Les motivations des saints des derniers jours pour pratiquer le mariage plural étaient souvent plus religieuses qu’économiques ou romantiques. Outre le désir d’être obéissant, une grande motivation était l’espoir de vivre en la présence de Dieu avec les membres de la famille. Dans la révélation sur le mariage, le Seigneur promettait aux participants des « couronnes de vies éternelles » et « l’exaltation dans les mondes éternels »17. Hommes et femmes, parents et enfants, ancêtres et descendants devaient être « scellés » les uns aux autres, leur engagement perdurant dans les éternités, conformément à la promesse de Jésus que les ordonnances de la prêtrise accomplies sur la terre pouvaient être « liées dans les cieux » 18.

Le premier mariage plural célébré à Nauvoo le fut entre Louisa Beaman et Joseph Smith en avril 184119. Joseph épousa beaucoup d’autres femmes et autorisa d’autres saints des derniers jours à pratiquer le mariage plural. La pratique se répandit lentement au début. En juin 1844, à la mort de Joseph, environ vingt-neuf hommes et cinquante femmes avaient contracté le mariage plural, en plus de Joseph et de ses femmes. Quand les saints entrèrent dans la vallée du lac Salé, en 1847, au moins 196 hommes et 521 femmes avaient contracté le mariage plural20. Les participants à ces premiers mariages pluraux s’engageaient à les garder secrets, bien que s’attendant à ce qu’un jour la pratique soit reconnue publiquement.

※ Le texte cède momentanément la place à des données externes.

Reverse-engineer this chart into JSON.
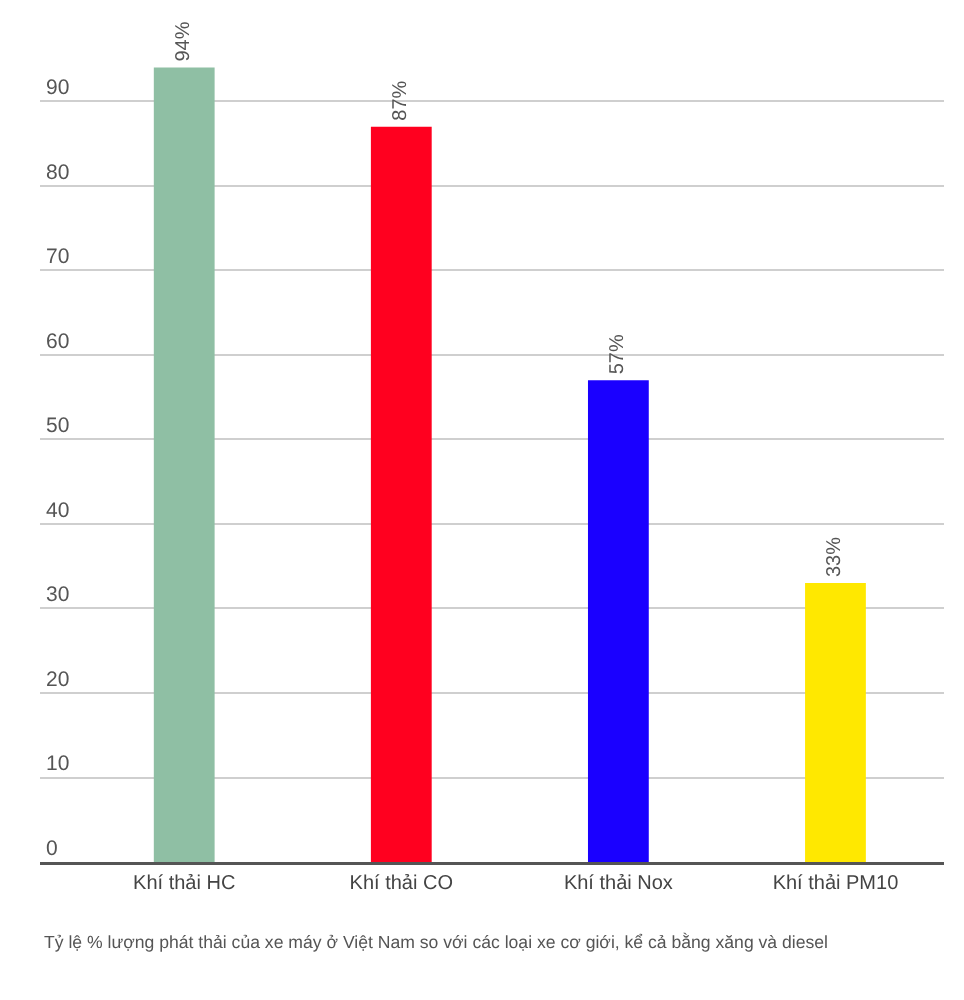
{
  "chart_data": {
    "type": "bar",
    "categories": [
      "Khí thải HC",
      "Khí thải CO",
      "Khí thải Nox",
      "Khí thải PM10"
    ],
    "values": [
      94,
      87,
      57,
      33
    ],
    "colors": [
      "#8fbfa4",
      "#ff001f",
      "#1a00ff",
      "#ffe800"
    ],
    "value_labels": [
      "94%",
      "87%",
      "57%",
      "33%"
    ],
    "ylim": [
      0,
      102
    ],
    "yticks": [
      0,
      10,
      20,
      30,
      40,
      50,
      60,
      70,
      80,
      90
    ],
    "grid": "y",
    "annotations": [
      "Tỷ lệ % lượng phát thải của xe máy ở Việt Nam so với các loại xe cơ giới, kể cả bằng xăng và diesel"
    ]
  }
}
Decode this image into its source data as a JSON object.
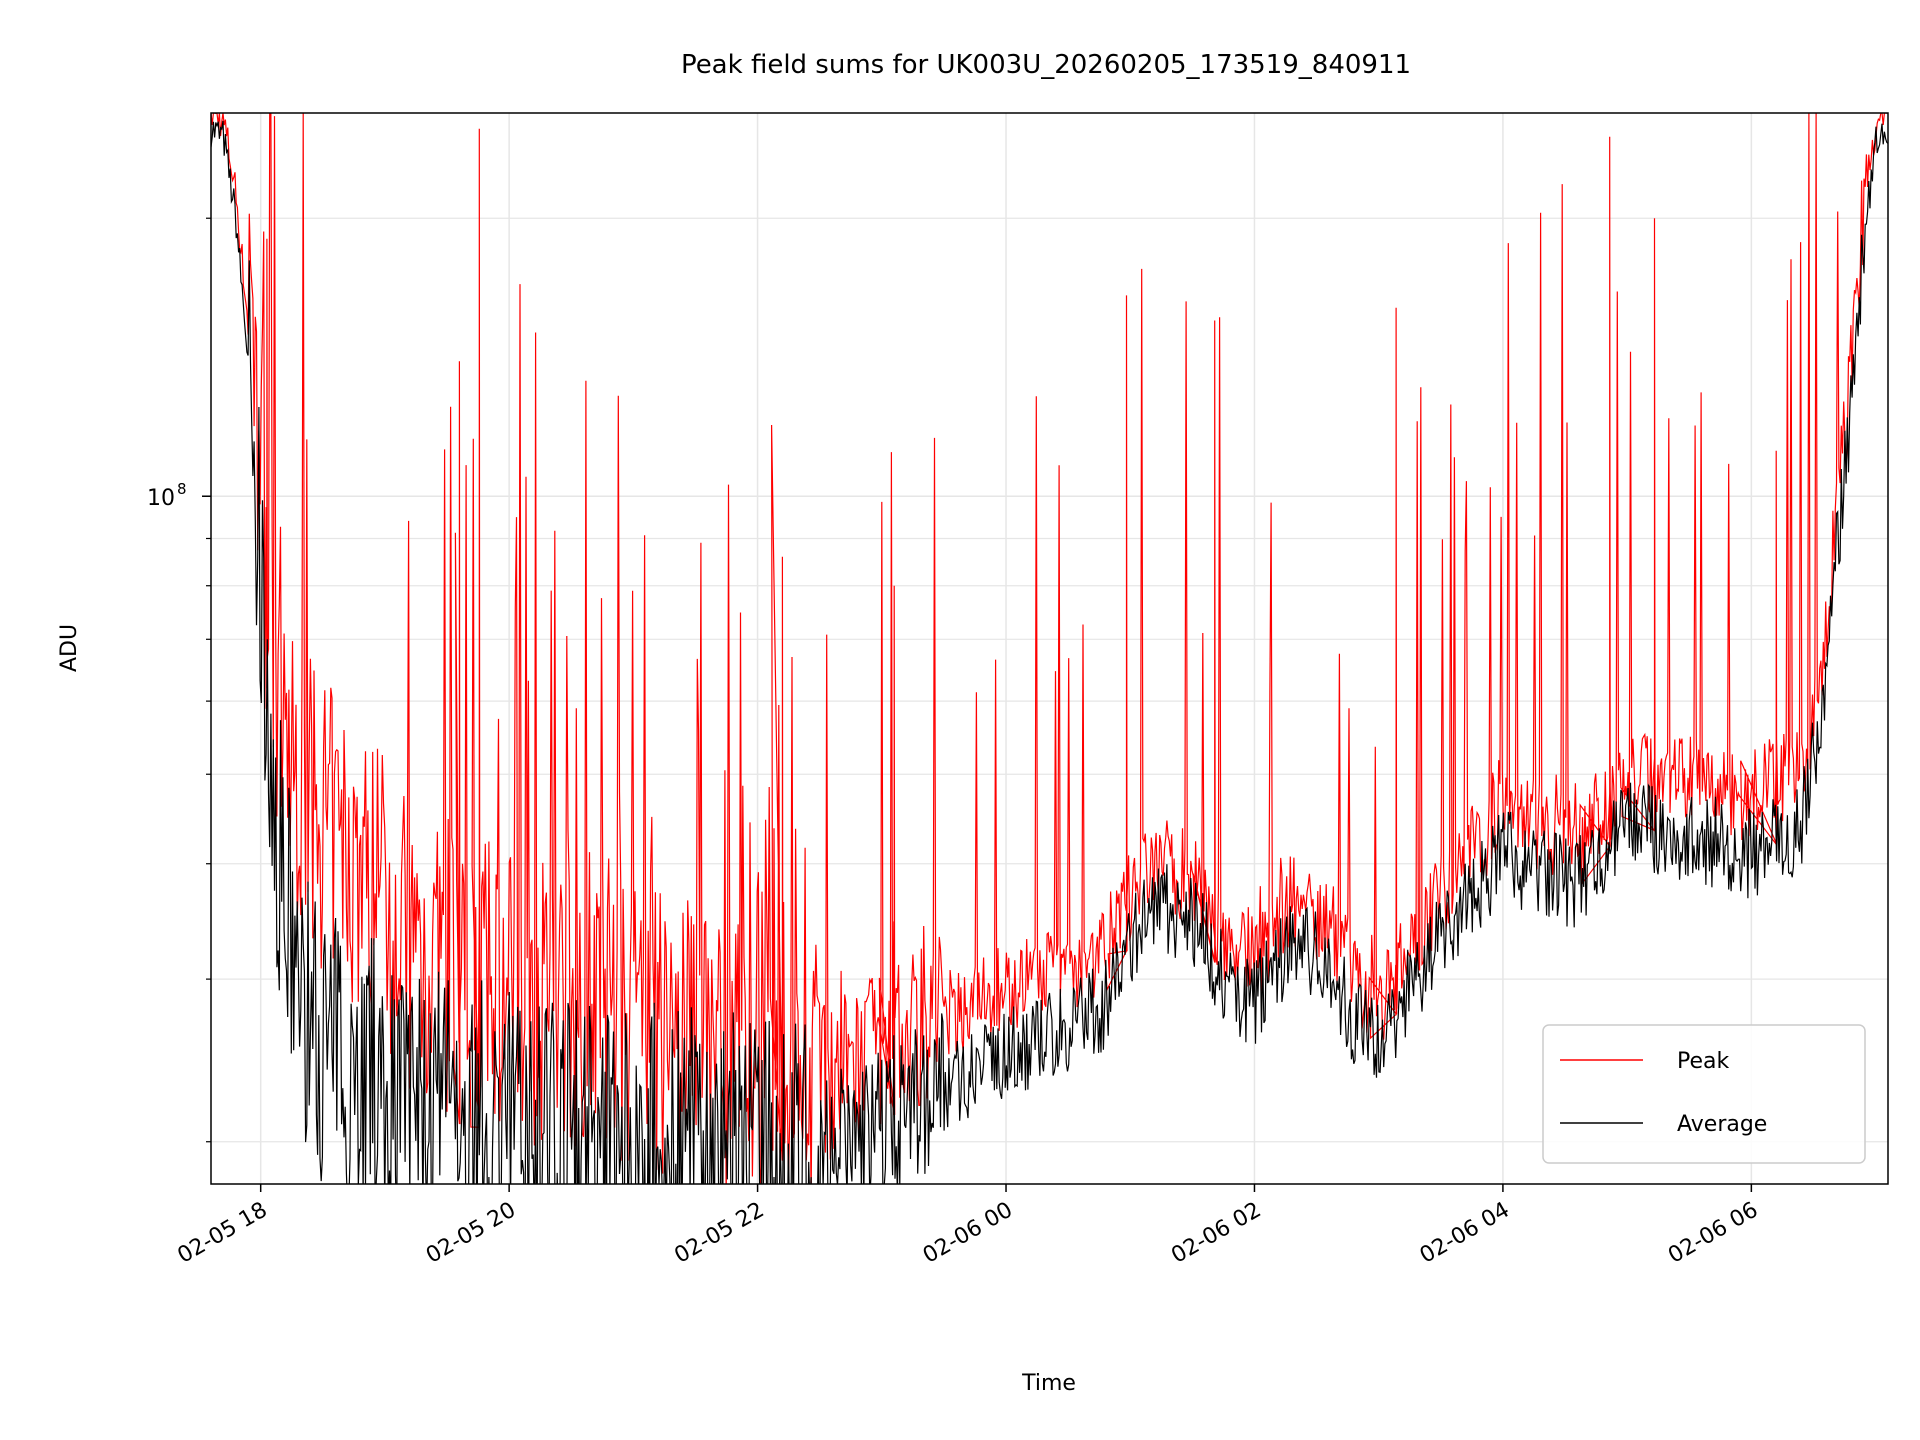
{
  "chart_data": {
    "type": "line",
    "title": "Peak field sums for UK003U_20260205_173519_840911",
    "xlabel": "Time",
    "ylabel": "ADU",
    "yscale": "log",
    "ylim": [
      18000000,
      260000000
    ],
    "xlim_hours": [
      17.6,
      31.1
    ],
    "grid": true,
    "legend_position": "lower-right",
    "x_ticks": [
      {
        "hour": 18,
        "label": "02-05 18"
      },
      {
        "hour": 20,
        "label": "02-05 20"
      },
      {
        "hour": 22,
        "label": "02-05 22"
      },
      {
        "hour": 24,
        "label": "02-06 00"
      },
      {
        "hour": 26,
        "label": "02-06 02"
      },
      {
        "hour": 28,
        "label": "02-06 04"
      },
      {
        "hour": 30,
        "label": "02-06 06"
      }
    ],
    "y_major_ticks": [
      {
        "value": 100000000,
        "base": "10",
        "exp": "8"
      }
    ],
    "y_minor_ticks": [
      20000000,
      30000000,
      40000000,
      50000000,
      60000000,
      70000000,
      80000000,
      90000000,
      200000000
    ],
    "series": [
      {
        "name": "Peak",
        "color": "#ff0000",
        "hours": [
          17.6,
          17.7,
          17.8,
          17.9,
          18.0,
          18.1,
          18.2,
          18.3,
          18.4,
          18.5,
          18.6,
          18.8,
          19.0,
          19.2,
          19.5,
          20.0,
          20.5,
          21.0,
          21.5,
          22.0,
          22.5,
          23.0,
          23.5,
          24.0,
          24.4,
          24.8,
          25.0,
          25.2,
          25.5,
          25.8,
          26.0,
          26.3,
          26.6,
          26.8,
          27.0,
          27.3,
          27.6,
          28.0,
          28.3,
          28.6,
          29.0,
          29.4,
          29.8,
          30.0,
          30.2,
          30.4,
          30.5,
          30.6,
          30.7,
          30.8,
          30.9,
          31.0,
          31.1
        ],
        "values": [
          255000000,
          250000000,
          210000000,
          150000000,
          85000000,
          55000000,
          45000000,
          42000000,
          40000000,
          38000000,
          37000000,
          34000000,
          32000000,
          28000000,
          26000000,
          25000000,
          24000000,
          23000000,
          22000000,
          21500000,
          21000000,
          23000000,
          26000000,
          28000000,
          29000000,
          31000000,
          35000000,
          38000000,
          37000000,
          31000000,
          30000000,
          35000000,
          33000000,
          29000000,
          27000000,
          32000000,
          37000000,
          44000000,
          42000000,
          40000000,
          48000000,
          47000000,
          46000000,
          45000000,
          47000000,
          48000000,
          55000000,
          70000000,
          95000000,
          130000000,
          190000000,
          245000000,
          255000000
        ],
        "spikes": [
          {
            "hour": 18.05,
            "value": 190000000
          },
          {
            "hour": 19.6,
            "value": 140000000
          },
          {
            "hour": 19.76,
            "value": 250000000
          },
          {
            "hour": 22.2,
            "value": 86000000
          },
          {
            "hour": 23.1,
            "value": 80000000
          },
          {
            "hour": 24.97,
            "value": 165000000
          },
          {
            "hour": 25.68,
            "value": 155000000
          },
          {
            "hour": 27.14,
            "value": 160000000
          },
          {
            "hour": 28.86,
            "value": 245000000
          },
          {
            "hour": 29.22,
            "value": 200000000
          },
          {
            "hour": 30.2,
            "value": 112000000
          }
        ]
      },
      {
        "name": "Average",
        "color": "#000000",
        "hours": [
          17.6,
          17.7,
          17.8,
          17.9,
          18.0,
          18.1,
          18.2,
          18.3,
          18.4,
          18.5,
          18.6,
          18.8,
          19.0,
          19.2,
          19.5,
          20.0,
          20.5,
          21.0,
          21.5,
          22.0,
          22.5,
          23.0,
          23.5,
          24.0,
          24.4,
          24.8,
          25.0,
          25.2,
          25.5,
          25.8,
          26.0,
          26.3,
          26.6,
          26.8,
          27.0,
          27.3,
          27.6,
          28.0,
          28.3,
          28.6,
          29.0,
          29.4,
          29.8,
          30.0,
          30.2,
          30.4,
          30.5,
          30.6,
          30.7,
          30.8,
          30.9,
          31.0,
          31.1
        ],
        "values": [
          250000000,
          245000000,
          200000000,
          140000000,
          80000000,
          48000000,
          35000000,
          30000000,
          27000000,
          26000000,
          25000000,
          24000000,
          23500000,
          22000000,
          21000000,
          20500000,
          20000000,
          19800000,
          19500000,
          19000000,
          19200000,
          21000000,
          23000000,
          25000000,
          26000000,
          28000000,
          33000000,
          36000000,
          35000000,
          29000000,
          28500000,
          33000000,
          31000000,
          27000000,
          25500000,
          30000000,
          35000000,
          41000000,
          39000000,
          38000000,
          44000000,
          43000000,
          42000000,
          41000000,
          42000000,
          44000000,
          52000000,
          65000000,
          90000000,
          125000000,
          185000000,
          240000000,
          250000000
        ]
      }
    ]
  }
}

Mais des rumeurs se répandirent. Quelques hommes sans scrupules se servirent de ces rumeurs pour séduire des femmes et les amener à s’unir à eux dans une pratique non autorisée parfois appelée « adjonction de femmes spirituelles ». Quand cela se sut, les hommes furent exclus de l’Église21. Les rumeurs incitèrent les membres et les dirigeants à publier des réfutations soigneusement formulées qui dénonçaient l’adjonction de femmes spirituelles et la polygamie mais gardaient le silence sur ce que Joseph Smith et d’autres considéraient comme un mariage plural « céleste » commandé par Dieu 22. Les déclarations soulignaient que l’Église ne pratiquait pas d’autre loi conjugale que la monogamie tout en laissant implicitement ouverte la possibilité que des personnes, sous la direction du prophète vivant de Dieu, le fassent23.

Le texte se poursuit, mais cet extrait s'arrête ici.